= Groundwater recharge in California =

Groundwater recharge is the process of water being absorbed into the ground from precipitation, snowmelt, or artificial processes. Intentional groundwater recharge uses large, open basins that allow water to slowly seep into the ground. This water is filtered by sediment while traveling underground and is pumped back to the surface as a source of freshwater. In California, groundwater accounts for around 41% of the state's total water supply, although this number varies between wet and dry years. During years of greater than average rainfall, less groundwater is used to allow for reserves to be available during dry years. Up to 60% of all water can be sourced from groundwater during dry years. The amount of water in underground aquifers is carefully monitored by the State Water Resources Control Board and other regional water resource boards.

== Benefits ==

Groundwater recharge is primarily utilized as a method of water storage to safeguard against water scarcity during prolonged years of drought. California's dry climate makes droughts a common occurrence, especially in Southern California. Surface water sources like reservoirs, lakes, and rivers can quickly run low during dry years. Storing water underground during years of increased rainfall relieves pressure from the surface water sources and lessens the need for imported water during dry years.
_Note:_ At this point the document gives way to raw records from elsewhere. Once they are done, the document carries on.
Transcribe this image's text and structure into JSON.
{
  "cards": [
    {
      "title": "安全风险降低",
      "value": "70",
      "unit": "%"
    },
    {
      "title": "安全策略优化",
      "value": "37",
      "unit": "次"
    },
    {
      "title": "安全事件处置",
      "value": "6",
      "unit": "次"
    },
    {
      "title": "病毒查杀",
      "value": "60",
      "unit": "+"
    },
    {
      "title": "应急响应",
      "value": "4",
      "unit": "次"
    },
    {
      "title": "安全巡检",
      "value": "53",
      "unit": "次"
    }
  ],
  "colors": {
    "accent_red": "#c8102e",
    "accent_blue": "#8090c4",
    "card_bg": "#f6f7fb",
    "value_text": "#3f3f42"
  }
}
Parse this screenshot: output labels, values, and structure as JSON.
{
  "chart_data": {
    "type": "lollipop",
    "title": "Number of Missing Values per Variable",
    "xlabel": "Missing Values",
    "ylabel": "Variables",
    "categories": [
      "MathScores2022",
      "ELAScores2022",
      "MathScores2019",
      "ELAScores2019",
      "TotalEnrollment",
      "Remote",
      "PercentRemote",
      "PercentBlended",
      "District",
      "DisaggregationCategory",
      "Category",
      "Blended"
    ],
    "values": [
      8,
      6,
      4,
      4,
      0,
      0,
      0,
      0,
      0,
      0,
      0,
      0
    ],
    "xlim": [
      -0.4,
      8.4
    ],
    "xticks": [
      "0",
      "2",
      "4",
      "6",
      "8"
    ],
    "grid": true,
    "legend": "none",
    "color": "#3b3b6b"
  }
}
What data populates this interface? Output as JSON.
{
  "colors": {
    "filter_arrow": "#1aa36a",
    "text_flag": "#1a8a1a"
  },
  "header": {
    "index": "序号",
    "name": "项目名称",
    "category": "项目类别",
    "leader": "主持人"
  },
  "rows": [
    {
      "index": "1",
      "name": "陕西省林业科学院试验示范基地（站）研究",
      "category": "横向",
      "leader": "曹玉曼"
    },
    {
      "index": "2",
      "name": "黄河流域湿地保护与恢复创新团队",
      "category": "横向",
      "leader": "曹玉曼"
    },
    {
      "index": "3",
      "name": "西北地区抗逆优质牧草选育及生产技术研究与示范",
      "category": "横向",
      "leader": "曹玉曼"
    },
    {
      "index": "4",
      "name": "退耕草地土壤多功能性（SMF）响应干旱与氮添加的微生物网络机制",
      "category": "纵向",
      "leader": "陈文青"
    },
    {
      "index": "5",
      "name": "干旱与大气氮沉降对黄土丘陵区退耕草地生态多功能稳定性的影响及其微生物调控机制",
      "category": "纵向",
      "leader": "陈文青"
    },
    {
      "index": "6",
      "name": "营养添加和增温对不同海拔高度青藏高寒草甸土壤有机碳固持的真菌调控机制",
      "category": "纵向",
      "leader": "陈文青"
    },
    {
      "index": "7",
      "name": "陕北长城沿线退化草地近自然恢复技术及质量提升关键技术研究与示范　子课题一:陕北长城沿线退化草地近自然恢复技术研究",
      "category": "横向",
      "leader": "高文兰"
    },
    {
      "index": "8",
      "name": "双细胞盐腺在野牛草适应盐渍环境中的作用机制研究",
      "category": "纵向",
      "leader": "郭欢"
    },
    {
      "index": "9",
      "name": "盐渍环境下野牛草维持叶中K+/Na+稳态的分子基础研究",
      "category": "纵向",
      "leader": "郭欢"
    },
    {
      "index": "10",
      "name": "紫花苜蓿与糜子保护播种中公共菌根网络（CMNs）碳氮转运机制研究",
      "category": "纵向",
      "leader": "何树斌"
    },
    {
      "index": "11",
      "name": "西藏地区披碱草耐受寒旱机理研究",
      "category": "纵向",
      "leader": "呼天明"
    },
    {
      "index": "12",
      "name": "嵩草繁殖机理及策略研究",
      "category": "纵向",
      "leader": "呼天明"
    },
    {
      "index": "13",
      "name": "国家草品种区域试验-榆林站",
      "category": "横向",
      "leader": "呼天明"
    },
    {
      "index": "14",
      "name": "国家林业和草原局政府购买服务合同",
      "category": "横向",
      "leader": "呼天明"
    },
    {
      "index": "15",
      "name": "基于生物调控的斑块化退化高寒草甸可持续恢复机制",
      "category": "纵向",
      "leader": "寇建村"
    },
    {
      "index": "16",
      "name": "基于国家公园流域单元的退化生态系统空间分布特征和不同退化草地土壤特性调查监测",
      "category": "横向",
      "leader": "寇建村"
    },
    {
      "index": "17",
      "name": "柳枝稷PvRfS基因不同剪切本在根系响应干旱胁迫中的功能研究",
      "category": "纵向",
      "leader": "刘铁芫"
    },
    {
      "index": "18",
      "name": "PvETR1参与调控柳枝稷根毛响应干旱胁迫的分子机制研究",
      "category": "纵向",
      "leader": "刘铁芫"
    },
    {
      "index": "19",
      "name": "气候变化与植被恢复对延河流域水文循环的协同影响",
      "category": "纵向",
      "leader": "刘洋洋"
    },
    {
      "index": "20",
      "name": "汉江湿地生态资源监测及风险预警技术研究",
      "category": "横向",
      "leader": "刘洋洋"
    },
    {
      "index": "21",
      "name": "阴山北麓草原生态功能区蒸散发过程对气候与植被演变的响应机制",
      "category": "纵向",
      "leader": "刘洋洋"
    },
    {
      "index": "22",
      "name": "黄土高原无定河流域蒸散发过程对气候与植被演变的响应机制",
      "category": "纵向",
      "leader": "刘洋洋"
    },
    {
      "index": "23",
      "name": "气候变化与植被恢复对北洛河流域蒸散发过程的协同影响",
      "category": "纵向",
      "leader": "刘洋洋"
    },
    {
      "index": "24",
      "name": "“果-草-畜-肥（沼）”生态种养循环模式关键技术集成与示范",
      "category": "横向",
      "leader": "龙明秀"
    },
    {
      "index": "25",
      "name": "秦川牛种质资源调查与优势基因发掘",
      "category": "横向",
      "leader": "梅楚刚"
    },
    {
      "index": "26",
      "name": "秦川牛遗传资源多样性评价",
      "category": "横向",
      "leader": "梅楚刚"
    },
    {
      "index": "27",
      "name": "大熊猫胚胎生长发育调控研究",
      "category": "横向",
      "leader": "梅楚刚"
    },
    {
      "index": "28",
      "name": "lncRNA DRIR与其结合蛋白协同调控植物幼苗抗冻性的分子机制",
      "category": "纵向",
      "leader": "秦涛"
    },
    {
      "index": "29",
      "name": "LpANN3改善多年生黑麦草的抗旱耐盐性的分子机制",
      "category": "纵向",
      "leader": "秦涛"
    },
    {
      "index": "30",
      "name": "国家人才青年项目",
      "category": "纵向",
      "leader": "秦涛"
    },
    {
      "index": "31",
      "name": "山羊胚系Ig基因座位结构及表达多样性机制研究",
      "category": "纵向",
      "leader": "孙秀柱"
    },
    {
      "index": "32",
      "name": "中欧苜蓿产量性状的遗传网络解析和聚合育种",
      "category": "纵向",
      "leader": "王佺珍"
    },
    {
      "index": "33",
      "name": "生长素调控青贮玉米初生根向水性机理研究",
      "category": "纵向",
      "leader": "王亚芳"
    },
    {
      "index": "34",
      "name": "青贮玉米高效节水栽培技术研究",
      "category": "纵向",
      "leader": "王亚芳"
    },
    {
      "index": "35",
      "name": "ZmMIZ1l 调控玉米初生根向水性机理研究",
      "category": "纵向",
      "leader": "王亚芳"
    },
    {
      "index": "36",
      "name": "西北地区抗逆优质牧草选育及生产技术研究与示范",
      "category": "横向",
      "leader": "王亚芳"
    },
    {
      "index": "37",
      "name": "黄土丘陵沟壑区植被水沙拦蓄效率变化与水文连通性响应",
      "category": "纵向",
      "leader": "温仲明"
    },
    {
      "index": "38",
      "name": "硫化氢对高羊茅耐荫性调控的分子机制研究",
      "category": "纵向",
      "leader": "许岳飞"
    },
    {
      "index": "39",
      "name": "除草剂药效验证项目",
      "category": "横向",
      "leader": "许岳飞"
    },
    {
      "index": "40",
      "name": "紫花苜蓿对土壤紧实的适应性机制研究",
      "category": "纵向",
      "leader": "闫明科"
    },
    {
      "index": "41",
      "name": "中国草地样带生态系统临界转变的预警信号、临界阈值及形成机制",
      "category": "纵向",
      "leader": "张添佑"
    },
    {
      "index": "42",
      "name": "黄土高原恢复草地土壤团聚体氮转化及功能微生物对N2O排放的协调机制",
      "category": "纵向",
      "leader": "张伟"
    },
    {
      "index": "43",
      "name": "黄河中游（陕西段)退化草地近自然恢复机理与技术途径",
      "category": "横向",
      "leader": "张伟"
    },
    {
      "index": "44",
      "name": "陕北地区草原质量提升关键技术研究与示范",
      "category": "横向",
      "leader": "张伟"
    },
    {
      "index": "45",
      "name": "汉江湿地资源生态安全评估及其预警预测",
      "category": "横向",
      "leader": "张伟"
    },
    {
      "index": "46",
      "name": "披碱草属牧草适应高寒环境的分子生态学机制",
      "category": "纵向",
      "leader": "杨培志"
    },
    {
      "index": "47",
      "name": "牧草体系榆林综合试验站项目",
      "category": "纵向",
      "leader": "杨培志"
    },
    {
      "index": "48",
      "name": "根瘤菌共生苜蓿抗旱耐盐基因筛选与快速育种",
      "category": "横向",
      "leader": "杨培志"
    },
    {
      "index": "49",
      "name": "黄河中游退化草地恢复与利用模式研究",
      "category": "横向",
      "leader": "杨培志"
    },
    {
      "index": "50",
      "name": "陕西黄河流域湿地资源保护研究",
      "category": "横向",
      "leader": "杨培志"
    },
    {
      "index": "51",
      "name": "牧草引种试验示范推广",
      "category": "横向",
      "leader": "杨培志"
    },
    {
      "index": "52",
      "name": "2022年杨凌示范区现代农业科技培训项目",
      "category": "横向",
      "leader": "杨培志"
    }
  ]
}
Another advantage of groundwater recharge is that it is one of the cheapest sources of water available when compared to desalination, recycled water, imported water, or reservoir expansion. As a result, investment into groundwater recharge basins has been steadily increasing in recent years. Groundwater projects are planned to provide an increase of 500,000 acre-feet annually to the water supply. With 2023 being an extreme wet year, California achieved a record-setting 8.7 million acre-feet of groundwater to aquifers.

== Legislation ==

Passed in 2014, the Sustainable Groundwater Management Act (SGMA) regulates the amount of water being received and taken from groundwater basins. The goal of this act is to develop sustainability plans for each groundwater basin in order to keep the groundwater supply balanced. The plans are put in place to avoid overdrafted basins, where the amount of water being taken out is greater than the amount sustainable in the long term. This can be harmful to groundwater because overdrafting makes it more susceptible to contamination from naturally occurring arsenic deposits or chemical pesticides. Overdrafting can also cause underground sources of seawater to leach into aquifers, making the freshwater impure and brackish. Aquifers in the southern Central Valley have become some of the most overdrafted in the state due to the water-dependent agricultural economy of the region. The progress of groundwater sustainability plans by region are supervised by the California Department of Water Resources.

== Notable basins ==

Groundwater aquifers are distributed throughout all of California, with a large density of recharge basins located in Southern California around Los Angeles, Riverside, Orange, and San Bernardino counties. Surface water is more prevalent in the north, where residents generally rely less on groundwater for their total water supply. Bay area residents acquire around 20% of their total water from groundwater.

=== Chino Basin ===

The Chino Basin is situated along the Santa Ana River Watershed in San Bernardino County. This watershed extends over a large area from the inland mountains surrounding Big Bear all the way to Huntington Beach. The Chino basin program draws water from runoff and snowmelt in the region containing Mount Baldy, Mount San Jacinto, and Big Bear. Water is supplied throughout cities located in southern San Bernardino County including Ontario, Chino Hills, and others.

== Future expansion ==

Groundwater recharge projects are expected to increase in number in future years throughout California due to the comparatively low cost and massive storage capabilities of aquifers. The total volume of groundwater capacity is estimated to be 850 million acre-feet, while there is only around 50 million acre-feet of available surface freshwater in the state. Future groundwater projects plan to exploit this storage capacity and conserve as much water as possible in groundwater sources.

== Impact on agriculture ==

As urban population centers expand throughout California, an increasing amount of groundwater has been diverted to cities and away from agriculture. Around 62% of total water goes to California's large agricultural industry. The most produced products in California include dairy, almonds, and grapes. Producing these products needs a large amount of water and requires farmers to practice efficient farming methods. Agriculture is one of the biggest industries in California and contains some of the most profitable farmland in the United States. Protection of groundwater resources is vital for maintaining California's multi-billion dollar agricultural sector and sustaining the regions that depend on Californian exports.

== Sustainability and environmental impact ==

Water recharge projects maintain close communication with biologists and other researchers to ensure native habitats and species are not negatively impacted by basin construction. Protected species are closely monitored to ensure that projects will not impede on their habitats. Protected species in California include the Santa Ana Suckerfish and the Kangaroo Rat.